PRomotion des Initiatives Sociales en Milieux Educatifs

Les attentats qui ont touché la France début janvier et les quelques difficultés qui ont pu suivre dans un petit nombre d’écoles ont remis au cœur des débats la question de la transmission des valeurs de la République à l’Ecole. Dès 2012, le ministre de l’Education de l’époque, Vincent Peillon, avait voulu faire de la morale laïque un des piliers de la refondation de l’Ecole. La FCPE avait accueilli favorablement cette idée tout en refusant que cet enseignement soit l’objet d’une nouvelle matière déconnectée des autres et d’un énième cours magistral délivré aux élèves.

L’enseignement moral et civique doit développer l’esprit critique des élèves. Entre « si l’on te frappe sur une joue, tends l’autre joue » et pour « un œil, les deux yeux, pour une dent, toutes les dents », il y a un chemin qui participe sans doute à la morale laïque. D’autre part, il y a des évolutions de société qui rendent obsolètes des concepts encore enseignés ou en vigueur aujourd’hui. Je prendrais l’exemple de la maxime suivante : « La liberté des uns s’arrête là où commence celle des autres ». C’est faux, nous le savons, la morale laïque doit enseigner que la « liberté des uns se construit avec la liberté des autres ».

L’enseignement moral et civique doit aussi être l’occasion de mettre en valeur et en pratique dans l’Ecole de la République, la convention internationale relative aux droits de l’enfant, adoptée par l’ONU en 1989 et dont l’Ecole semble parfois totalement oublier l’existence.

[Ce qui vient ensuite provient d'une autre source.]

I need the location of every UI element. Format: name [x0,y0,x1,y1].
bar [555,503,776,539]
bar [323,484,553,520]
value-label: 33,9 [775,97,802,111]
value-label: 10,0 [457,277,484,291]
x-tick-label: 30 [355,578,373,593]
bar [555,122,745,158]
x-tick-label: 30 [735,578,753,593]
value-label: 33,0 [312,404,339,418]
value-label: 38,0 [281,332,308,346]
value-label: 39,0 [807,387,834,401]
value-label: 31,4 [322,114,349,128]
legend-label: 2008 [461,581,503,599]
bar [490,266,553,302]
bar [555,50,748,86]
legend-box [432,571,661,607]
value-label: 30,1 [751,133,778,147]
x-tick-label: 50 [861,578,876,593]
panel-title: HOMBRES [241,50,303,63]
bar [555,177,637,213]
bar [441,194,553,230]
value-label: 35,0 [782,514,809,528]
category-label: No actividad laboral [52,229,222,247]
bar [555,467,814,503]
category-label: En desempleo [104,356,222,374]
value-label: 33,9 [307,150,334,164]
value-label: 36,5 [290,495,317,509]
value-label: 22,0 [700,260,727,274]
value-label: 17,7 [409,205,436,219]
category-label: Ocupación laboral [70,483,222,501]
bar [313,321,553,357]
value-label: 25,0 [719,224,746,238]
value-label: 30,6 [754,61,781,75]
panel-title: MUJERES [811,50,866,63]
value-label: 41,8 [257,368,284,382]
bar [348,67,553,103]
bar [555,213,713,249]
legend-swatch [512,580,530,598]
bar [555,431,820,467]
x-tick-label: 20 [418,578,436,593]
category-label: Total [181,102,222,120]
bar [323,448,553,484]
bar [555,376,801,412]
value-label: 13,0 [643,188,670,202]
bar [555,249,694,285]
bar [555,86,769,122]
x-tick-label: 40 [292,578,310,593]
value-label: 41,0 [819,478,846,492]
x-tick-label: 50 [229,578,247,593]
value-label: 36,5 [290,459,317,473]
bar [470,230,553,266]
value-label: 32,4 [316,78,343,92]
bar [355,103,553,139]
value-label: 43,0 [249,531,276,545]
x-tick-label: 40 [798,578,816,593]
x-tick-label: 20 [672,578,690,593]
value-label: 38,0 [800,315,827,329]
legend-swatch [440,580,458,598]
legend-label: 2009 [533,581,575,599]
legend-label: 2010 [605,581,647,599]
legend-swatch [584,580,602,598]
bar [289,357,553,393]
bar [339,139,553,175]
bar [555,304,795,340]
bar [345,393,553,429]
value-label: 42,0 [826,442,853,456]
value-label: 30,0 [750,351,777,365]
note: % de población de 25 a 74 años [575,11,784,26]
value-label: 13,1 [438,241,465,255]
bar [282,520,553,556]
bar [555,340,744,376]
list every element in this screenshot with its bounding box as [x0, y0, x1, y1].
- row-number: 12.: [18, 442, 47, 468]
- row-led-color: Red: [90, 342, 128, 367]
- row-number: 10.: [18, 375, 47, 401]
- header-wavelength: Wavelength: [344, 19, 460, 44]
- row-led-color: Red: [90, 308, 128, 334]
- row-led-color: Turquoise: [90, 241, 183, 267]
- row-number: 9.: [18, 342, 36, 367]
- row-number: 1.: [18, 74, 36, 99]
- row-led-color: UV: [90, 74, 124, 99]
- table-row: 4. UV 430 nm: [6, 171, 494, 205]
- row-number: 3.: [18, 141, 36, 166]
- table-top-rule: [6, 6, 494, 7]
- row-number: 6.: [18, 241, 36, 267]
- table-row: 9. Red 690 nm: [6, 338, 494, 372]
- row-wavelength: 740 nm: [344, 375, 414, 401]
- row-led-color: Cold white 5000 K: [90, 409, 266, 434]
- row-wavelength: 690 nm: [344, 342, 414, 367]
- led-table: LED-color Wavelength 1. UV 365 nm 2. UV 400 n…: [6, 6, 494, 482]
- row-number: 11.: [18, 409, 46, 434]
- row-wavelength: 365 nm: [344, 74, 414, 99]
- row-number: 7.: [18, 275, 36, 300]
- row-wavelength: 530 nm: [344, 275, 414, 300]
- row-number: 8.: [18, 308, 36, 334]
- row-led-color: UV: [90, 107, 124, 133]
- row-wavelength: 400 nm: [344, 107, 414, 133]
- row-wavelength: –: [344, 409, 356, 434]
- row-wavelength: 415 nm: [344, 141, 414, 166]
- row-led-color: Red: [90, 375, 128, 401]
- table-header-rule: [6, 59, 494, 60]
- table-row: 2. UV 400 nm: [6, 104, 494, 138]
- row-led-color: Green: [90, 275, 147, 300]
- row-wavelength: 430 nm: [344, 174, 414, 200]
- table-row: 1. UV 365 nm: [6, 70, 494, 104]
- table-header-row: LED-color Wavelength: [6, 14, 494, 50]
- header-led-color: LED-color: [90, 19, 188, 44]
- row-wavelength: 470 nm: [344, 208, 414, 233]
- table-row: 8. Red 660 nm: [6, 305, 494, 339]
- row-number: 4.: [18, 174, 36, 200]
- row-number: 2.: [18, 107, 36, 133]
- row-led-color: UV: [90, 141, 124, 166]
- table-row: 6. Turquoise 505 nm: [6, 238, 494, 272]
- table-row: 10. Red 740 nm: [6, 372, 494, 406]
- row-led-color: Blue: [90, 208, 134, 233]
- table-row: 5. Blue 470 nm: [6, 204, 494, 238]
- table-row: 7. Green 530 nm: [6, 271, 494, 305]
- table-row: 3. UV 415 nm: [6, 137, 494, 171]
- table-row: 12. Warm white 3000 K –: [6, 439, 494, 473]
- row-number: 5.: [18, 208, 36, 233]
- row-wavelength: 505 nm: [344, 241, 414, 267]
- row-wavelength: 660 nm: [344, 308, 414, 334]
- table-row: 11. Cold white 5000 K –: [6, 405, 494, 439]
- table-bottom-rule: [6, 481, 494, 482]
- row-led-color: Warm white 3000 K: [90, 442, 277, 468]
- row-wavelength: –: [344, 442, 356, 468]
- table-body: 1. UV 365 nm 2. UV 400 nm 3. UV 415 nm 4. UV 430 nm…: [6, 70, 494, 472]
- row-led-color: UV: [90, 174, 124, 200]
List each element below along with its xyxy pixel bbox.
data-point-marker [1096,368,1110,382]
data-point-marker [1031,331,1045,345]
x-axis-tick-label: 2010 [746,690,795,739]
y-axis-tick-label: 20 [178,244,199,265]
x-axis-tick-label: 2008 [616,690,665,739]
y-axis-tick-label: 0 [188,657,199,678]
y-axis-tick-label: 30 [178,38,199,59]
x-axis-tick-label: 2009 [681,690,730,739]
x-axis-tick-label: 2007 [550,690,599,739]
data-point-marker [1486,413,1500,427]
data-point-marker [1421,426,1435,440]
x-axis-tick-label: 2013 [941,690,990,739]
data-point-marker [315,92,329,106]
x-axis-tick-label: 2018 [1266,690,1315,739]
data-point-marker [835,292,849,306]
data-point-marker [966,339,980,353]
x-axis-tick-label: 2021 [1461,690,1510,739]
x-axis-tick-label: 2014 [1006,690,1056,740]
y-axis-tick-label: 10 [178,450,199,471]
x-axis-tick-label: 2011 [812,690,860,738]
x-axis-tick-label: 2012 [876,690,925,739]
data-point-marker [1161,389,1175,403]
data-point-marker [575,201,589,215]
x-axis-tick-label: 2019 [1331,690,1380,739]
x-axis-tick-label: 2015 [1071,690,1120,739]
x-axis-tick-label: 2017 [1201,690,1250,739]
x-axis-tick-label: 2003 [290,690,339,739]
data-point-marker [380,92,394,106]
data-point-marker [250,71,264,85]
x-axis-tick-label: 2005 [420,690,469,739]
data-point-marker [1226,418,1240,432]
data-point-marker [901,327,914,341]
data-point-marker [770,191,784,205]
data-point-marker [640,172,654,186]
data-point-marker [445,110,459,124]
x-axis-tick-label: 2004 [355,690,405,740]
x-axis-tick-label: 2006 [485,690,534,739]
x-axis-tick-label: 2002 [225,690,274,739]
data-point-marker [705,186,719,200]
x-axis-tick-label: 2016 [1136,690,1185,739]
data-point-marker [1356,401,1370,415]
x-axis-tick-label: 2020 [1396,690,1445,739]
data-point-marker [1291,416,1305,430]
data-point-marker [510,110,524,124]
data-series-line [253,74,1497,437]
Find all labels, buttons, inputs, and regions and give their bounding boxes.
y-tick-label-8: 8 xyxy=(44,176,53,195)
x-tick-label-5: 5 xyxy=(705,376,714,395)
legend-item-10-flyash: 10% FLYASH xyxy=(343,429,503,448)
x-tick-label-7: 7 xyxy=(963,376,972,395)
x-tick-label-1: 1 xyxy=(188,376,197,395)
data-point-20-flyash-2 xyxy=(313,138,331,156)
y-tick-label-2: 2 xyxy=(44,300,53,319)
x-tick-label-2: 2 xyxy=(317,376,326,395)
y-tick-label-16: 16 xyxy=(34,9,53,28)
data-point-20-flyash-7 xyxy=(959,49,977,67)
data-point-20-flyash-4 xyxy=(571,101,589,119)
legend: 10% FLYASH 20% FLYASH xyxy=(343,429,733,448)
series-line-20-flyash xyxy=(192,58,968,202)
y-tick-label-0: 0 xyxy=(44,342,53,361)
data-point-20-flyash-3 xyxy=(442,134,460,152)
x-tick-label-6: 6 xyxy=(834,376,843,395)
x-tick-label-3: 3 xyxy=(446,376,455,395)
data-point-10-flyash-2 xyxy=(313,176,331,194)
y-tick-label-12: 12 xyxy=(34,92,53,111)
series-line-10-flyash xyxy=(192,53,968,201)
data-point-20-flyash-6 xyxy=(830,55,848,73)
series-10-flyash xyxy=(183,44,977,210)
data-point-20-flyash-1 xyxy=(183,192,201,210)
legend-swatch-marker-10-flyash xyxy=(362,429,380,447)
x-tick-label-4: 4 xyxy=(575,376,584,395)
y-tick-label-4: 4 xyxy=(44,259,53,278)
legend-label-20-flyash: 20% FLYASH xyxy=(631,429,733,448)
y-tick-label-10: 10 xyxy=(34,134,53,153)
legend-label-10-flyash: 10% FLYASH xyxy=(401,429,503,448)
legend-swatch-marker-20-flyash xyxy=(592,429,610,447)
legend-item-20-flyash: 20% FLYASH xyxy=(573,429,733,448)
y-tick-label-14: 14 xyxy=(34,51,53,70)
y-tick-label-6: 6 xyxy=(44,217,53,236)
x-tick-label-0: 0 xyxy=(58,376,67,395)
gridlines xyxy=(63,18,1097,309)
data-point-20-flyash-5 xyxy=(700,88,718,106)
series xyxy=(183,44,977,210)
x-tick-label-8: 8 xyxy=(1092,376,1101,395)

Apprendre aux enfants, à l’Ecole, les principes et les comportements qui permettent de mieux vivre ensemble dans la République, nous paraît être un objectif louable. C’est aussi notre rôle de parents. En tant que partisans de la coéducation, nous souhaitons que nos enfants puissent faire le lien entre ce qu’ils peuvent apprendre avec nous, et ce que l’Ecole doit leur inculquer.

L’enseignement de la morale laïque peut s’avérer une approche progressive de l’enseignement de la philosophie et du droit. En tant que défenseur de la République laïque, nous ne pouvons que nous réjouir si nos enfants peuvent aborder à l’Ecole sous le prisme de la laïcité tous les sujets et les débats auxquels ils sont confrontés au quotidien et en dehors de toute morale religieuse. Cette dernière a pris à notre avis bien trop de place dans le débat public ces dernières années, notamment lors du débat sur le mariage pour tous… Permettre un rééquilibre, dans la vie de nos enfants, citoyens en devenir, grâce à l’Ecole, ne peut être que positif.

Déjà en 2011 dans notre projet éducatif, nous appelions à mettre en place l’enseignement de la philosophie dès le plus jeune âge. Pour ouvrir les élèves au monde, il est primordial de les initier au questionnement afin qu’ils développent leurs capacités de réflexion, qu’ils goûtent tôt à la philosophie, aux langues, aux sciences, à la culture et aux arts, aux approches des sciences économiques et sociales. L’École amène les élèves à comprendre, à s’approprier et à respecter les règles communes permettant la vie en société. Elle doit leur donner des outils pour que plus tard, cette société continue à se construire au service de l’humain. Elle favorise le développement de leur esprit critique afin qu’ils deviennent des citoyens libres et éclairés.
L’élaboration annuelle des règlements intérieurs à travers une écriture collective peut être un excellent exercice pédagogique dans l’enseignement de la morale et civique car il s’agit alors de réfléchir collectivement à des règles qui permettent de vivre ensemble. Cela peut permettre aussi aux élèves de commencer à appréhender des concepts tels que la hiérarchie des normes : en effet, même si les établissements disposent d’une certaine autonomie, ils n’en restent pas moins soumis à l’ensemble des lois et des règlements qui s’appliquent partout en France.

Si les objectifs du gouvernement sont donc partagés, nous ne sommes pas sûrs que la méthode qui a déjà été proposée soit ce que nous voudrions. En effet, nous ne souhaitons pas rajouter aux élèves une nouvelle discipline, un nouveau cours magistral, de nouveaux livres où ils prendraient note de ce qu’est la morale laïque. Parce que nous ne sommes pas partisans du cloisonnement des disciplines en général, nous ne pouvons bien évidemment pas l’être sur ce sujet en particulier. Nous pensons au contraire que ce temps consacré à la morale laïque peut être l’occasion d’un travail en classe différent où les élèves pourraient eux-mêmes devenir acteurs de ces temps d’instruction. Alimenter la réflexion d’exposés et de recherches, organiser des débats en prenant en compte l’actualité et en la rapprochant du quotidien de ces élèves : la morale laïque doit être comprise et prendre sens, elle doit privilégier la réflexion au conflit.